YORK has had to wait until the last week of Mister Maker's travels to see the CBeebies arts and crafts hero on his first British theatre tour, Mister Maker & The Shapes Live!

Looking forward to playing the Grand Opera House tomorrow and Saturday, Phil Gallagher, alias Mister Maker, says: "I am so excited! We’ll be singing, dancing and making some amazing arty creations in York. I can’t wait to share the fun with all my Mini-Makers, so join me and my friends The Shapes – Circle, Triangle, Square and Rectangle – for a real arty adventure and get ready to make some noise.”

Mister Maker, a pre-school staple on CBeebies since his 2007 debut, will present a show "packed with loads of arty fun, fantastic songs and even a big ‘make’ for everybody to take part in".

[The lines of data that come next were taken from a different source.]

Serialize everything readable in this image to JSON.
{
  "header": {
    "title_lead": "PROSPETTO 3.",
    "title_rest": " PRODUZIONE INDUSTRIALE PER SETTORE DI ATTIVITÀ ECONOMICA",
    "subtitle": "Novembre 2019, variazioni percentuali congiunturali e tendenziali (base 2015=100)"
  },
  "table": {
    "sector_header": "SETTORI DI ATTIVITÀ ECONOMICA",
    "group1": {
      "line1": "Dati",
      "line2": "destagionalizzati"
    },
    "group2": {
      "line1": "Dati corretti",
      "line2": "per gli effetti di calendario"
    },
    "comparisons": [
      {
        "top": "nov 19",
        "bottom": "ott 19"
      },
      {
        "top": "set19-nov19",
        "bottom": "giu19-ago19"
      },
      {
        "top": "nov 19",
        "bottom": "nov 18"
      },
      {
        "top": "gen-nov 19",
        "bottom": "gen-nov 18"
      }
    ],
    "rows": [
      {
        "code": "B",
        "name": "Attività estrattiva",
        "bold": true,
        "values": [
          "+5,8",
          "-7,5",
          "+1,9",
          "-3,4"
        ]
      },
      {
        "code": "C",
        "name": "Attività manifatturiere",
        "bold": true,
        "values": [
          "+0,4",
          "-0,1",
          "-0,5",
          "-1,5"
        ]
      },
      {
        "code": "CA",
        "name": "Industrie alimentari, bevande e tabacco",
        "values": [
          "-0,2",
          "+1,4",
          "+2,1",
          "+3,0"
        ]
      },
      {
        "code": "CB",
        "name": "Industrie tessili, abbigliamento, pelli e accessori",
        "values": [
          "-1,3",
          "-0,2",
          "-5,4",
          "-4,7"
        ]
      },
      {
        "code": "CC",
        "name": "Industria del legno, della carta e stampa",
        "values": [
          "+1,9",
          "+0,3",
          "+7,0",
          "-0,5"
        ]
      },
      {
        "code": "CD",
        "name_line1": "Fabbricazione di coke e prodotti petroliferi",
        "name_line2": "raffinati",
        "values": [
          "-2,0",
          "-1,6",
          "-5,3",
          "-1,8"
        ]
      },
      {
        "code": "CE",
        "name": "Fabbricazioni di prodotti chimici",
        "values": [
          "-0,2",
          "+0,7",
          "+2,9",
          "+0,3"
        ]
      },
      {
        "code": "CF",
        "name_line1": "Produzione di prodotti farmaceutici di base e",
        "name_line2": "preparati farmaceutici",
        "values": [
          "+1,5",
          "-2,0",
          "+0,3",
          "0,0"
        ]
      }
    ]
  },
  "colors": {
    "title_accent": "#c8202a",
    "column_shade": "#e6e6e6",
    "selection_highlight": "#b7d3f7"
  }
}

Phil has been on the road since February 6, on the back of 84 shows in six manic weeks of pantomime as Muddles in Snow White And The Seven Dwarfs at Canterbury's Marlowe Theatre. "I have family spread all over Kent; we're both sides of the Medway so I'm both a Kentish Man and a Man of Kent," he says.

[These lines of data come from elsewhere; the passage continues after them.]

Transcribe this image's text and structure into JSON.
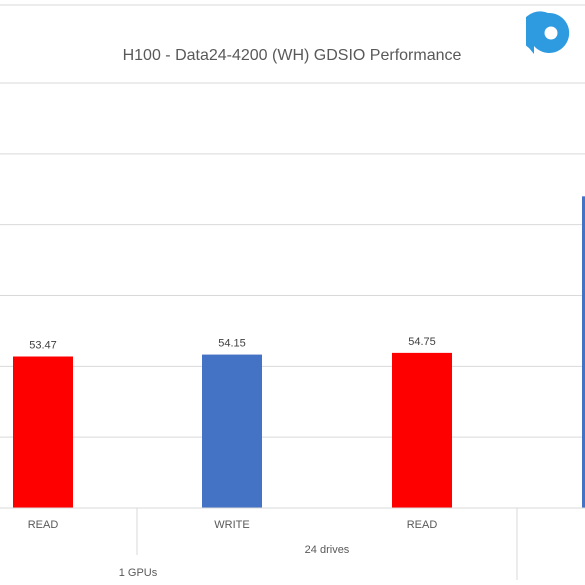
{
  "chart_data": {
    "type": "bar",
    "title": "H100 - Data24-4200 (WH) GDSIO Performance",
    "categories": [
      "READ",
      "WRITE",
      "READ"
    ],
    "values": [
      53.47,
      54.15,
      54.75
    ],
    "value_labels": [
      "53.47",
      "54.15",
      "54.75"
    ],
    "bar_colors": [
      "#FF0000",
      "#4472C4",
      "#FF0000"
    ],
    "group_labels": {
      "drives": "24 drives",
      "gpus": "1 GPUs"
    },
    "grid": true,
    "ylim": [
      0,
      150
    ],
    "partial_bar": {
      "color": "#4472C4",
      "value": 110
    }
  }
}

Right now, he is Mister Maker once more, an interactive arts and crafts enthusiast who emerged from humble beginnings in a small Maidstone studio, armed with nothing more than some coloured card and a tube of gloopy glue and is now watched by children in more than 100 countries.

"This may be the first UK tour, but I've done a lot of shows abroad, starting about five years ago to help to promote CBeebies oversees," says Phil. "So I've done live shows in Jakarta, Indonesia; Hong Kong; Singapore; Kuala Lumpur, Malaysia; Johannesburg, South Africa two years ago; Cape Town, the year before that."

York Press:

Mister Maker's art show

Mister Maker has such pulling power that he has performed to 20,000 fans in Indonesia and sold out 16 consecutive shows in the Playhouse at Sydney Opera House last year in a "dream come true to play there", as well as drawing 30,000 "Mini-Makers" to a fortnight of shows on his second sold-out Australian tour.

"Because we did so well with the Sydney shows, we'll be in the big concert hall when we go back and my mum and dad will be coming over for that," says Phil.

"Then in the UK in the past couple of years, I've done shows at Butlins, 45-minute performances at Minehead, Bognor Regis and Skegness that have been really good fun."

Once the tour finishes tomorrow, he won't be resting. "I'll be going off for another tour of Australia and New Zealand in June and July the week after York," he reveals.

What makes Mister Maker such an international hit? "At its heart the TV show has arts and crafts and that's a universal thing, and it doesn't matter how old you are," says Phil. "It was something I loved doing as a child and I feel privileged to be doing it as a job now. The show has a comic spirit to it and it's very visual and we hope that children come to the live shows and really enjoy them."

Phil's latest challenge has been to take Mister Maker's magic table-top and his doodledrawers from the television studio to the stage for the debut UK tour. "When I sat down with my blank canvas and my pad to start thinking about how I was going to do this, that was the trickiest part: thinking of how we could transfer it from being an arts and crafts show with close-ups on TV, so we still have cameramen to beam everything on a screen," he says.

"But I also wanted to exceed people's expectations and not just do the TV show on stage but to expand on that. So adults will come along because they enjoy watching their children enjoying themselves, but like at a pantomime, we want there to be something for them to enjoy too, so we've worked with Evolution Pantomimes, who did the Canterbury panto and do the Sheffield Lyceum one too.

"They're run by Paul Hendy, a kids' TV presenter, who's a great scriptwriter, so we've worked together on this show. In practical terms, we decided to ask volunteers to come up to the stage, not just children but adults too."

The Mister Maker show in York will combine live action with graphics and a variety of animation techniques as children learn how to paint with the edge of a cardboard box, make a dog out of an egg-box and use rubbish to make a 3D painting.

Once he leaves the Grand Opera House, Phil will have only one show to do: the 100th of the tour, at the Watford Colosseum, and already he is thinking of what to do next. "I'm a person who never likes to keep still," he says. "I keep a pad with me at all times, and throughout this tour, I've been writing down ideas for the next tour and the next TV series."

Mister Maker And The Shapes Live!, Grand Opera House, York, tomorrow at 4pm; Saturday, 10am and 1.30pm. Box office: 0844 871 3024 or at atgtickets.com/york 

Did you know?

There have been six Mister Maker series so far, including Mister Maker Around The World, filmed in Britain, Australia, Hong Kong, South Africa and Brazil. Phil Gallagher will be presenting the seventh series, Mister Maker’s Arty Party, this year on CBeebies.